Хлопоты по делам общины ввели его в расход, — зато он приобрел выгодные связи.

«Я — в моде», — думал он, и его жилеты, белые пикейные или бархатные — в узорах, мушках, крапинках — как-то по-новому, с важностью топорщились на его груди.

Елена росла, хорошела. Ее волосы, прежде бесцветные и тусклые, как у матери, теперь отливали золотом. Она была кроткой, ленивой, привередливой, быстро увлекалась и легко приходила в умиление. В трапезной трудно было уговорить ее съесть что-нибудь, кроме салата и хлеба с солью. У нее завязалась дружба с девочкой, у которой она стала проводить праздничные дни. Подруга эта, по имени Сесиль, дочь биржевого маклера, была шестнадцатилетняя девица низенького роста, ребячливая и в то же время взрослая не по летам, кокетливая, не очень злая, но и не добрая, отнюдь не испорченная — по недостатку воображения — и очень богатая.
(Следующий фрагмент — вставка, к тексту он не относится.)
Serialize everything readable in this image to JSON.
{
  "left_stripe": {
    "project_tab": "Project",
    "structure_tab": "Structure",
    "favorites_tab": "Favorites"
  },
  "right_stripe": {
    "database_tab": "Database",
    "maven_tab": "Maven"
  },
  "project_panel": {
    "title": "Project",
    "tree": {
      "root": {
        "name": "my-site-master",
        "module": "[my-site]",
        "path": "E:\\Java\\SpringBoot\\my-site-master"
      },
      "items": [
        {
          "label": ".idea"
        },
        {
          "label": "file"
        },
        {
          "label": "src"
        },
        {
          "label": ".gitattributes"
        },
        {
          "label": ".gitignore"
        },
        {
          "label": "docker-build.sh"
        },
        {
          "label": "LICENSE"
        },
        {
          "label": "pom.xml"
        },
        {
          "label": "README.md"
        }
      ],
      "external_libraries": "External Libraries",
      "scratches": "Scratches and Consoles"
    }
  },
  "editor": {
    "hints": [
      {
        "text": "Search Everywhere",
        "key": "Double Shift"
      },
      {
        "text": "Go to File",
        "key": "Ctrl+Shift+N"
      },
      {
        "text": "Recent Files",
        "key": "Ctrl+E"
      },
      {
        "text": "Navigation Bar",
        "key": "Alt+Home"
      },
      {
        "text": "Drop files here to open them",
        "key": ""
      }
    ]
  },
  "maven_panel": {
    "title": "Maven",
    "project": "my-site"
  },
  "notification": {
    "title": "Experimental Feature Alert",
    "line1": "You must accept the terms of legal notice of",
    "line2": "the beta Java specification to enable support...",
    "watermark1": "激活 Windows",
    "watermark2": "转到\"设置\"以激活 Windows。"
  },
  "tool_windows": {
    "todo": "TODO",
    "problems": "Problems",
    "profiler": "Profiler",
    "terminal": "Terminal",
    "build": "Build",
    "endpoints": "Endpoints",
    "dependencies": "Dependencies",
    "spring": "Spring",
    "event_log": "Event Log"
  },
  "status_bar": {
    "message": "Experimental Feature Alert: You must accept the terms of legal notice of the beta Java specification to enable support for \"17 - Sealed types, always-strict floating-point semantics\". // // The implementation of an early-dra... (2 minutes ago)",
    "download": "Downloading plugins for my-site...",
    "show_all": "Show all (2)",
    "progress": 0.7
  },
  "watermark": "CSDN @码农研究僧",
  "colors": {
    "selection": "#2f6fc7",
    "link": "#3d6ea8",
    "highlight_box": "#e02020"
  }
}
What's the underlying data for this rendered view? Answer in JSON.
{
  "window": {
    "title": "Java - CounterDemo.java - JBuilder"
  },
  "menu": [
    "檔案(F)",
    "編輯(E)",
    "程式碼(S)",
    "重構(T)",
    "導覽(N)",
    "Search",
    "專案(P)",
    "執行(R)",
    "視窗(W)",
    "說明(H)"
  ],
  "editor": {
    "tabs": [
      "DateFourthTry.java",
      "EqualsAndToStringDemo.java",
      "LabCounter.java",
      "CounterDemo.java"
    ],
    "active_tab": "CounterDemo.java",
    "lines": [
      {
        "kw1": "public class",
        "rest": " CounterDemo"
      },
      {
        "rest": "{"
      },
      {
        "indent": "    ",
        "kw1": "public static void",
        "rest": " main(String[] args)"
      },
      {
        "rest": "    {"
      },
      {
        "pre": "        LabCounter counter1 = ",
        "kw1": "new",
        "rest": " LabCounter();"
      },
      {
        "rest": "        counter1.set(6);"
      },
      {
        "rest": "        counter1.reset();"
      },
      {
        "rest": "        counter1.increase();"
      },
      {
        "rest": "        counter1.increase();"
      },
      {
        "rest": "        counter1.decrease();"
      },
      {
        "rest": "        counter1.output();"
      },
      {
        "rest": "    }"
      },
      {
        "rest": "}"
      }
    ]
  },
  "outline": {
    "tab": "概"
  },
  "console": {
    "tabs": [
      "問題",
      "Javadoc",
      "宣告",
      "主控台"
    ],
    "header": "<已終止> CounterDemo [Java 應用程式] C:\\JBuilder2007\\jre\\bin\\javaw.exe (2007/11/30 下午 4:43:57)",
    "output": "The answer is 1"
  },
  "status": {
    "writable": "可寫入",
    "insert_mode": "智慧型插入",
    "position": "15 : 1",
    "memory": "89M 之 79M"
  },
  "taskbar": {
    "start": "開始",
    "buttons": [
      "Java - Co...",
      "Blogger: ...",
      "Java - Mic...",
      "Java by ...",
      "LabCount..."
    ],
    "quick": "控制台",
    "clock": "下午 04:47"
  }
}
У нее был ум тридцатилетней пустенькой женщины, среди подруг это создавало ей славу исключительной натуры. Сесиль привозила Елену в дом своего отца, в Пасси, и в комнате, обитой шелком, они грызли конфеты. Елена нежилась в этом шелковом гнезде, и что-то в ее душе угасало. Когда она выходила оттуда, все ей казалось померкшим, грубым, отталкивающим. Она впадала в уныние. Она мечтала жить в голубой комнате, лежать на шезлонге и читать романы. У нее начались боли в желудке, которые в конце концов ее надломили. Однажды ночью в монастыре поднялся страшный переполох. Кто-то крикнул: «Пожар!» Все пансионерки вскочили с кроватей и — кто в нижней юбке, кто, накинув одеяло, — гурьбой скатились по лестницам. Позади всех бежали самые младшие и с воплями простирали руки, путаясь ножонками в длинных ночных рубашках. Оказалось, что никакого пожара нет. Сестра Женевьева отчитала «сумасшедших девчонок», а Елену похвалила за то, что она осталась в постели. Действительно, Елена даже не шелохнулась из какой-то вялости, из страха перед трудностями жизни. Она предоставляла все ходу событий, была безразлична ко всему окружающему, мечтала о драгоценностях, туалетах, собственном выезде, об увеселительных прогулках на яхте и заливалась слезами при одной мысли об отце.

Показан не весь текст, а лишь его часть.